Es braucht Mut hinzuschauen. JA, ich nehme meinen Schmerz wahr und möchte mein Herz wandeln lassen. Ich möchte meine Verhärtungen loswerden. Wie kann das Eis schmelzen, wie kann harter Stein zu bröckeln beginnen? Sonne und Wärme schmelzen das Eis förmlich dahin und Wind und Wetter machen selbst einen harten Stein porös. Es braucht unser Selbstmitgefühl, Selbstliebe und Geduld. D.h. es ist zuallererst einmal gut wie es ist. Wenn ich mich gekränkt fühle, dann ist das ok. Ich kann die Kränkung liebevoll anschauen, wärmen und ihr meine Fürsorge zuteil werden lassen. Ich kann sie liebevoll Gott hinhalten. Dann kann ich mich fragen, ob es Sinn macht die Kränkung weiterzutragen oder was ich brauche um sie loszulassen. Mit dieser Methode kann ich Schicht für Schicht das harte Material abtragen. Finde ich diesen Zugang, kann ich meinen Mitmenschen, die mich kränken, sogar dankbar sein, denn sie sind eigentlich ein Spiegel für meine Seele und zeigen mir, wo ich der Heilung bedarf.
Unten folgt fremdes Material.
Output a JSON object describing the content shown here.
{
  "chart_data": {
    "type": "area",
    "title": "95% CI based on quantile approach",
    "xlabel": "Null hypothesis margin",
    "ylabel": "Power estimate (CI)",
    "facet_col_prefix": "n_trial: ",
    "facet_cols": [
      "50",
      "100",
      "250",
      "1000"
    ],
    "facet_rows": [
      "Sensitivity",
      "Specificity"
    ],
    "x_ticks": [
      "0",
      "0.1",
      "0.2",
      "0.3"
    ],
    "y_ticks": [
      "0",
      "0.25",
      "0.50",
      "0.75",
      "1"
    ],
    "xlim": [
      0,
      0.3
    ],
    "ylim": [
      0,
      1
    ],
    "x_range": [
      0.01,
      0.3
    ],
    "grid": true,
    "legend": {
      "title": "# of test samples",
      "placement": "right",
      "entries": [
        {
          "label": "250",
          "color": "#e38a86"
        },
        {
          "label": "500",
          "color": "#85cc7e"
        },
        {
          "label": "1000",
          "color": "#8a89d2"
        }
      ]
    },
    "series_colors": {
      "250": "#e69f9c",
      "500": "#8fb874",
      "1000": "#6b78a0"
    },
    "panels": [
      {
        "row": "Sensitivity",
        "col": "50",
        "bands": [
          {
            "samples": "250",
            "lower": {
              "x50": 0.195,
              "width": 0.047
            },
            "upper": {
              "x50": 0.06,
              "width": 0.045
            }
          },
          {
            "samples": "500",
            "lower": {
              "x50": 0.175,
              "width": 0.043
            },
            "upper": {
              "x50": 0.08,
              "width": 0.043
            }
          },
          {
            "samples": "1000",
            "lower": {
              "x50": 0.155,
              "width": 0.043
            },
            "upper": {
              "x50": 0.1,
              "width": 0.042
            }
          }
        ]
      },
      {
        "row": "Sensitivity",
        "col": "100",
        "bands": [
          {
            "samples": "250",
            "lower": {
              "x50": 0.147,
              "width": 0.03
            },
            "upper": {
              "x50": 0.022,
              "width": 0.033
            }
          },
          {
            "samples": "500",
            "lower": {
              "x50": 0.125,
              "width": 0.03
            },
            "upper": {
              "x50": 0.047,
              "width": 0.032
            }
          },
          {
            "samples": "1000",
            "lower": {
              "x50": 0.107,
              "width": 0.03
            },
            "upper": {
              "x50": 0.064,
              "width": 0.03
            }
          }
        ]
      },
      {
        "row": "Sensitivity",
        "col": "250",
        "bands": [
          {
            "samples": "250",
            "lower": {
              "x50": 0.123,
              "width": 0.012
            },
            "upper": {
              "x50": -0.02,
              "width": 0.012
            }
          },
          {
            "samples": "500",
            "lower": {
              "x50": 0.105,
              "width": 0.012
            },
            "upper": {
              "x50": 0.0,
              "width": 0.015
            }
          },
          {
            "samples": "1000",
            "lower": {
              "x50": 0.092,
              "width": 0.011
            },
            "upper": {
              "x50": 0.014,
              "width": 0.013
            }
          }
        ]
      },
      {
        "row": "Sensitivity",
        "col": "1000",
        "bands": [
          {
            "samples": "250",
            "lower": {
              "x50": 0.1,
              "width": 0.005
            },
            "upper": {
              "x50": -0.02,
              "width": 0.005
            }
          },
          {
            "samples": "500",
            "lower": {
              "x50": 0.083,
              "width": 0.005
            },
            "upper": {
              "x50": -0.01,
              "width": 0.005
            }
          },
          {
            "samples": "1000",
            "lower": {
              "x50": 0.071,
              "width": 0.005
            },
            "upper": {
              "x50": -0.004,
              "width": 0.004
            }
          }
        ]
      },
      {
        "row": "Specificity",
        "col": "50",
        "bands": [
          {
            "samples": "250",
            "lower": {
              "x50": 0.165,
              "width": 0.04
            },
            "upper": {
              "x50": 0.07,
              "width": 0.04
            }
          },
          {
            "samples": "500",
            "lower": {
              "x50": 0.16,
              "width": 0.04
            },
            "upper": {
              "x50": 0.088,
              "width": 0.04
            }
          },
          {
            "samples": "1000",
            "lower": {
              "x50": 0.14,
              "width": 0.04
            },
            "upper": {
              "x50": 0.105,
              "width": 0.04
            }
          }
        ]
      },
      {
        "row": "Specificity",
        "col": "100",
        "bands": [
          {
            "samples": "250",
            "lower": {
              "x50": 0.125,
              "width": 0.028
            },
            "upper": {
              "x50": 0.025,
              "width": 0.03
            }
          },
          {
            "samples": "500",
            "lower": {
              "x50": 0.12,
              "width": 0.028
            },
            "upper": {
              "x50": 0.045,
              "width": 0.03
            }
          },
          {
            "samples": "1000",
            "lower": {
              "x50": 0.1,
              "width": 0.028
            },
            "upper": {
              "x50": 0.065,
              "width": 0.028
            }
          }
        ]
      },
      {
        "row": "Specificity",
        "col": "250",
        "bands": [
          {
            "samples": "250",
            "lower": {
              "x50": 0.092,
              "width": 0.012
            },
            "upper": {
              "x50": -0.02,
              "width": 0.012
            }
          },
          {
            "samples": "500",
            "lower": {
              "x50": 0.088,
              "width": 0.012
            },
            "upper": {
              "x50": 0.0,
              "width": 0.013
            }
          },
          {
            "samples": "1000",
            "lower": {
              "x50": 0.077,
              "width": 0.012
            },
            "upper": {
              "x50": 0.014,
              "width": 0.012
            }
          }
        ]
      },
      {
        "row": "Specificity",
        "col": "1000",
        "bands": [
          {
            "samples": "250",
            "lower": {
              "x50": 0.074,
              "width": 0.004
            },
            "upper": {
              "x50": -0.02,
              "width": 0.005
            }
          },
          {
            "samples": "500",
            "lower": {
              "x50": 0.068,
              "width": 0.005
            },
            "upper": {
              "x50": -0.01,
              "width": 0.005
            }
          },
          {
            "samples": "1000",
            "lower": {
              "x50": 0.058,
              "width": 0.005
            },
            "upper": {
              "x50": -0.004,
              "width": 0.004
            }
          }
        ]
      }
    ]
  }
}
Im Gleichnis vom barmherzigen Vater, dass wir im Lukasevangelium (Lk 15,1-32) lesen, hören wir auch von einer Kränkung. Da ist der jüngere Sohn der sein Erbe einfordert und ins Leben hinauszieht. Er verprasst sein ganzes Vermögen und als er als Schweinehirte völlig am Ende ist, kehrt er reuevoll zu seinem Vater zurück. Der Vater empfängt ihn mit offenen Armen und lässt das Mastkalb schlachten und ein Fest für die Familie ausrichten. Der ältere Sohn ist gekränkt. Als er erfährt, dass der Vater ein Fest für seinen verloren geglaubten Sohn ausrichtet, wird er zornig und sagt zu seinem Vater: „So viele Jahre schon diene ich dir und nie habe ich ein Gebot übertreten, mir aber hast du nie einen Ziegenbock geschenkt, damit ich mit meinen Freunden feiern kann. Kaum aber ist der hier gekommen, dein Sohn, der dein Vermögen mit Dirnen durchgebracht hat, da hast du für ihn das Mastkalb geschlachtet!“ Die Antwort des Vaters macht deutlich, dass die Kränkung durch sein verhärtetes Herz ausgelöst wurde und nicht durch das Verhalten des Vaters. Er erwidert: „Mein Kind, du bist immer bei mir und alles, was mein ist, ist auch dein.“
Der ältere Sohn hat ein versteinertes Herz und kann nicht sehen, dass er eigentlich alles im Überfluss hat. Den materiellen Wohlstand und die Liebe das Vaters ist ihm zugesagt. Wir dürfen die Geschichte selber weiterdenken: vielleicht hat diese schmerzliche Erfahrung im älteren Sohn etwas Aufgebrochen. Vielleicht konnte auch er sich selbst erkennen, seine Verletzungen wahrnehmen, ansprechen und liebevoll loslassen. Nur ein weiches, lebendiges Herz, erkennt den eigenen Wert und die tiefe Würde, die jedem Menschen inne wohnt.
Übung:
Gehe spazieren und suche dir einen Stein als Symbol für dein Herz. Betrachte den Stein, spüre seine Härte, seine Kanten, seine Rundungen, wärme ihn in deinen Händen. Versuche mit dem Stein Verbindung aufzunehmen und bete: „Erschaffe mir, Gott, ein weiches Herz und erneuere meinen Geist in meinem Innern!“ (Psalm 51,12). Suche dir einen guten Platz für deinen Stein, wo er "weich und lebendig" werden kann.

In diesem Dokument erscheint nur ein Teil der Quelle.